Через двенадцать лет здесь стал на якорь бывший астроном Кука Биллингс, на службе Российской империи возведенный в ранг капитана, а позднее удостоенный звания коммодора, при том, что "дух Кука, по всей видимости, не витал над ним". Эти язвительные слова Сауэра вполне справедливы, во всяком случае, в отношении всего, что касается мореплавания. "До сего времени господин Биллингс с упрямой самоуверенностью отклонял предложения капитана Сарычева и суждения всех других офицеров, отважившихся высказать собственное мнение". Теперь, летом 1791 года, твердолобый Биллингс решил пересечь Чукотку пешком, несмотря на всю опасность подобного путешествия и на противодействие спутников. Этот трудный переход заслуживает признания не только из-за его спортивного духа, а и потому, что был собран богатый этнографический материал. Но Биллингс так ни разу и не увидел берега, для описания которого он, собственно, и был сюда направлен.
Седьмого августа незадачливый господин Сауэр, не {256} испытывая никаких дурных предчувствий, сошел с корабля на землю и не успел моргнуть глазом, как у бедняги срезали с мундира пуговицу. Господин Сауэр рассвирепел и сбил с ног чукчу, который остался лежать на земле, корчась от смеха. Какой-то казак объяснил Сауэру, что пуговицы срезают у тех, кого считают слабаками. "Ах, вот как! - взвился Сауэр. - Тогда побежим наперегонки!" Чукча согласился, неопределенно махнув рукой куда-то на другой конец полуострова, до которого было "не меньше мили", то есть полтора километра с лишком. Сошлись наконец на ста метрах, и господин Сауэр пришел первым. Чукчи поздравляли победителя, господин Сауэр сиял достойно и умиротворенно, пока до его сознания не дошли слова толмача: "...что хоть я и настоящий мужчина, но очень уж мал ростом!" И он тут же вернулся на борт, поклявшись, что ноги его здесь больше не будет! Насколько мы знаем характер этого человека, своему слову он не изменил, но все-таки успел подразделить чукчей на береговых - морских охотников - и на оленных, что полностью соответствует истине.
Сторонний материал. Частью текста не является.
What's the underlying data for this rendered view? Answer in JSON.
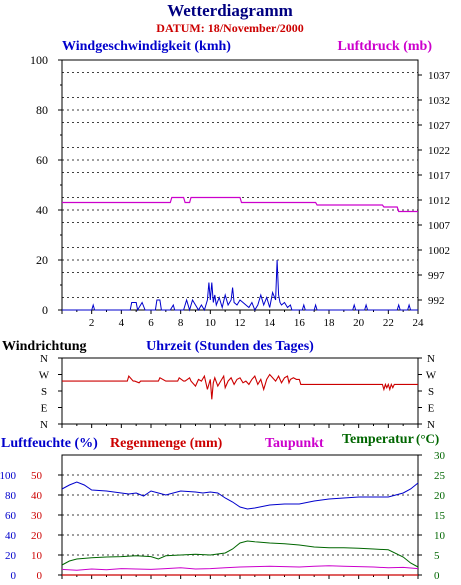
{
  "title": "Wetterdiagramm",
  "subtitle": "DATUM: 18/November/2000",
  "colors": {
    "title": "#000080",
    "subtitle": "#cc0000",
    "wind": "#0000cc",
    "pressure": "#cc00cc",
    "direction": "#cc0000",
    "humidity": "#0000cc",
    "rain": "#cc0000",
    "dewpoint": "#cc00cc",
    "temperature": "#006600",
    "grid": "#000000",
    "axis": "#000000"
  },
  "chart_data": [
    {
      "type": "line",
      "panel": "wind-pressure",
      "left_label": "Windgeschwindigkeit (kmh)",
      "right_label": "Luftdruck (mb)",
      "xlabel": "Uhrzeit (Stunden des Tages)",
      "xlim": [
        0,
        24
      ],
      "x_ticks": [
        2,
        4,
        6,
        8,
        10,
        12,
        14,
        16,
        18,
        20,
        22,
        24
      ],
      "ylim_left": [
        0,
        100
      ],
      "y_ticks_left": [
        0,
        20,
        40,
        60,
        80,
        100
      ],
      "ylim_right": [
        990,
        1040
      ],
      "y_ticks_right": [
        992,
        997,
        1002,
        1007,
        1012,
        1017,
        1022,
        1027,
        1032,
        1037
      ],
      "grid": true,
      "series": [
        {
          "name": "Windgeschwindigkeit (kmh)",
          "axis": "left",
          "x": [
            0,
            2,
            2.1,
            2.2,
            4.6,
            4.7,
            5.0,
            5.1,
            5.4,
            5.6,
            6.3,
            6.4,
            6.6,
            6.7,
            7.3,
            7.5,
            7.6,
            7.8,
            8.2,
            8.4,
            8.6,
            8.8,
            9.0,
            9.2,
            9.4,
            9.6,
            9.8,
            9.9,
            10.0,
            10.1,
            10.2,
            10.3,
            10.4,
            10.6,
            10.8,
            11.0,
            11.2,
            11.4,
            11.5,
            11.6,
            11.8,
            12.0,
            12.2,
            12.4,
            12.6,
            12.8,
            13.0,
            13.2,
            13.4,
            13.6,
            13.8,
            14.0,
            14.2,
            14.4,
            14.5,
            14.6,
            14.7,
            14.8,
            15.0,
            15.2,
            15.4,
            15.5,
            15.7,
            16.2,
            16.3,
            16.4,
            16.6,
            17.0,
            17.1,
            17.2,
            19.6,
            19.7,
            19.8,
            20.4,
            20.5,
            20.6,
            22.6,
            22.7,
            22.8,
            23.3,
            23.4,
            23.5,
            24
          ],
          "y": [
            0,
            0,
            2,
            0,
            0,
            3,
            3,
            0,
            3,
            0,
            0,
            4,
            4,
            0,
            0,
            2,
            0,
            0,
            0,
            4,
            0,
            4,
            2,
            0,
            2,
            0,
            4,
            11,
            4,
            11,
            3,
            6,
            2,
            5,
            1,
            6,
            2,
            4,
            9,
            3,
            2,
            4,
            3,
            2,
            1,
            3,
            0,
            2,
            6,
            2,
            5,
            1,
            7,
            4,
            20,
            6,
            3,
            2,
            3,
            1,
            2,
            0,
            0,
            0,
            2,
            0,
            0,
            0,
            2,
            0,
            0,
            2,
            0,
            0,
            2,
            0,
            0,
            2,
            0,
            0,
            2,
            0,
            0
          ]
        },
        {
          "name": "Luftdruck (mb)",
          "axis": "right",
          "x": [
            0,
            7.3,
            7.4,
            8.2,
            8.3,
            8.6,
            8.7,
            12.0,
            12.1,
            17.1,
            17.2,
            21.6,
            21.7,
            22.6,
            22.7,
            24
          ],
          "y": [
            1011.5,
            1011.5,
            1012.5,
            1012.5,
            1011.5,
            1011.5,
            1012.5,
            1012.5,
            1011.5,
            1011.5,
            1011,
            1011,
            1010.6,
            1010.6,
            1009.7,
            1009.7
          ]
        }
      ]
    },
    {
      "type": "line",
      "panel": "wind-direction",
      "ylabel": "Windrichtung",
      "xlim": [
        0,
        24
      ],
      "y_ticks": [
        "N",
        "W",
        "S",
        "E",
        "N"
      ],
      "y_tick_values": [
        0,
        1,
        2,
        3,
        4
      ],
      "series": [
        {
          "name": "Windrichtung",
          "x": [
            0,
            4.4,
            4.5,
            4.8,
            4.9,
            5.2,
            5.3,
            6.5,
            6.6,
            7.0,
            7.1,
            7.8,
            7.9,
            8.2,
            8.3,
            8.6,
            8.7,
            9.0,
            9.2,
            9.4,
            9.6,
            9.8,
            10.0,
            10.1,
            10.2,
            10.3,
            10.5,
            10.7,
            10.9,
            11.0,
            11.2,
            11.4,
            11.6,
            11.8,
            12.0,
            12.2,
            12.4,
            12.6,
            12.8,
            13.0,
            13.2,
            13.4,
            13.6,
            13.8,
            14.0,
            14.2,
            14.4,
            14.6,
            14.8,
            15.0,
            15.2,
            15.3,
            15.4,
            15.6,
            15.8,
            16.0,
            16.1,
            16.2,
            16.3,
            21.6,
            21.7,
            21.8,
            21.9,
            22.0,
            22.1,
            22.2,
            22.3,
            22.4,
            24
          ],
          "y": [
            1.4,
            1.4,
            1.1,
            1.4,
            1.4,
            1.5,
            1.4,
            1.4,
            1.2,
            1.4,
            1.4,
            1.4,
            1.2,
            1.4,
            1.4,
            1.2,
            1.4,
            1.7,
            1.3,
            1.4,
            1.1,
            1.9,
            1.3,
            2.5,
            1.5,
            1.2,
            1.7,
            1.4,
            1.1,
            1.8,
            1.4,
            1.2,
            1.6,
            1.3,
            1.2,
            1.5,
            1.4,
            1.6,
            1.3,
            1.1,
            1.6,
            1.3,
            1.9,
            1.3,
            1.0,
            1.2,
            1.4,
            1.1,
            1.5,
            1.2,
            1.1,
            1.5,
            1.3,
            1.2,
            1.3,
            1.3,
            1.6,
            1.6,
            1.6,
            1.6,
            1.9,
            1.6,
            1.8,
            1.6,
            1.9,
            1.6,
            1.8,
            1.6,
            1.6
          ]
        }
      ]
    },
    {
      "type": "line",
      "panel": "humidity-temperature",
      "labels": [
        "Luftfeuchte (%)",
        "Regenmenge (mm)",
        "Taupunkt",
        "Temperatur"
      ],
      "temperature_unit": "(°C)",
      "xlim": [
        0,
        24
      ],
      "ylim_humidity": [
        0,
        120
      ],
      "y_ticks_humidity": [
        0,
        20,
        40,
        60,
        80,
        100
      ],
      "ylim_rain": [
        0,
        60
      ],
      "y_ticks_rain": [
        0,
        10,
        20,
        30,
        40,
        50
      ],
      "ylim_temperature": [
        0,
        30
      ],
      "y_ticks_temperature": [
        0,
        5,
        10,
        15,
        20,
        25,
        30
      ],
      "grid": true,
      "series": [
        {
          "name": "Luftfeuchte (%)",
          "axis": "humidity",
          "x": [
            0,
            0.5,
            1.0,
            1.5,
            2.0,
            3.0,
            4.0,
            4.5,
            5.0,
            5.5,
            6.0,
            6.5,
            7.0,
            8.0,
            9.0,
            9.5,
            10.0,
            10.5,
            11.0,
            11.5,
            12.0,
            12.5,
            13.0,
            14.0,
            15.0,
            16.0,
            17.0,
            18.0,
            19.0,
            20.0,
            21.0,
            22.0,
            23.0,
            23.5,
            24
          ],
          "y": [
            86,
            90,
            93,
            90,
            85,
            84,
            82,
            81,
            82,
            79,
            84,
            82,
            80,
            84,
            83,
            82,
            83,
            82,
            77,
            73,
            68,
            66,
            67,
            70,
            71,
            71,
            74,
            76,
            77,
            78,
            78,
            78,
            82,
            86,
            92
          ]
        },
        {
          "name": "Regenmenge (mm)",
          "axis": "rain",
          "x": [
            0,
            24
          ],
          "y": [
            0,
            0
          ]
        },
        {
          "name": "Taupunkt",
          "axis": "temperature",
          "x": [
            0,
            1,
            2,
            3,
            4,
            5,
            6,
            7,
            8,
            9,
            10,
            11,
            12,
            13,
            14,
            15,
            16,
            17,
            18,
            19,
            20,
            21,
            22,
            23,
            24
          ],
          "y": [
            1.4,
            1.2,
            1.5,
            1.3,
            1.6,
            1.5,
            1.4,
            1.6,
            1.8,
            1.5,
            1.6,
            1.8,
            2.0,
            2.1,
            2.2,
            2.1,
            2.0,
            2.2,
            2.3,
            2.2,
            2.1,
            2.0,
            1.8,
            1.9,
            1.6
          ]
        },
        {
          "name": "Temperatur",
          "axis": "temperature",
          "x": [
            0,
            0.5,
            1,
            2,
            3,
            4,
            5,
            6,
            6.5,
            7,
            8,
            9,
            10,
            11,
            11.5,
            12,
            12.5,
            13,
            14,
            15,
            16,
            17,
            18,
            19,
            20,
            21,
            22,
            23,
            23.5,
            24
          ],
          "y": [
            2.5,
            3.5,
            4.0,
            4.3,
            4.5,
            4.6,
            4.8,
            4.6,
            4.0,
            4.8,
            5.0,
            5.2,
            5.0,
            5.5,
            6.5,
            8.0,
            8.5,
            8.3,
            8.0,
            7.8,
            7.5,
            7.0,
            6.8,
            6.8,
            6.7,
            6.5,
            6.3,
            4.5,
            3.0,
            2.0
          ]
        }
      ]
    }
  ]
}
Биллингс договорился со старшиной оленных чукчей Имлератом. Полугодовое путешествие по стране обошлось ему в "5 пудов табаку, 3 пуда стеклянных пронизок, 2 1/2 пуда железа, наковальню, большой молот, два топора, десять напилков, и разных мелочных вещей, как-то ножей, ножниц, зеркал, игол и прочего". В нарушение закона о запрете снабжения чукчей оружием, Имлерат получил даже ружье "с малою частию пороха и дроби". Но измерить глубину залива чукчи все-таки не позволили, опасаясь, что, "узнав обстоятельно положение их берегов, удобнее будет после напасть на них нечаянно и завладеть их землею", - заключает Сарычев, признавая тем самым за чукчами умение мыслить политически. Сарычеву же принадлежит следующее описание их прибытия в Мечигменскую губу: "Когда пристали байдары к берегу, то, выгрузив из оных всю поклажу, остановили здесь приезжих, не позволяя никому из них проближаться к селению. Между тем жители впереди их развели два огня и побросали в него куски жира, отчего сделался густой дым. Тогда наших путешественников и всех своих одноземцев, прибывших с нами, перевели чрез огонь, равно и поклажу перенесли чрез оный. После сего Имлерат сел на лугу и посадил с собою капитана Биллингса, поздравлял его с благополучным приездом, желал ему счастливого успеха {257} в предприятиях и уверял, что с его пособием может он ездить безопасно по их земле, где только пожелает. Но чтоб дружество между ними было тверже, должно им взаимно поменяться верхними одеждами", что и было сделано.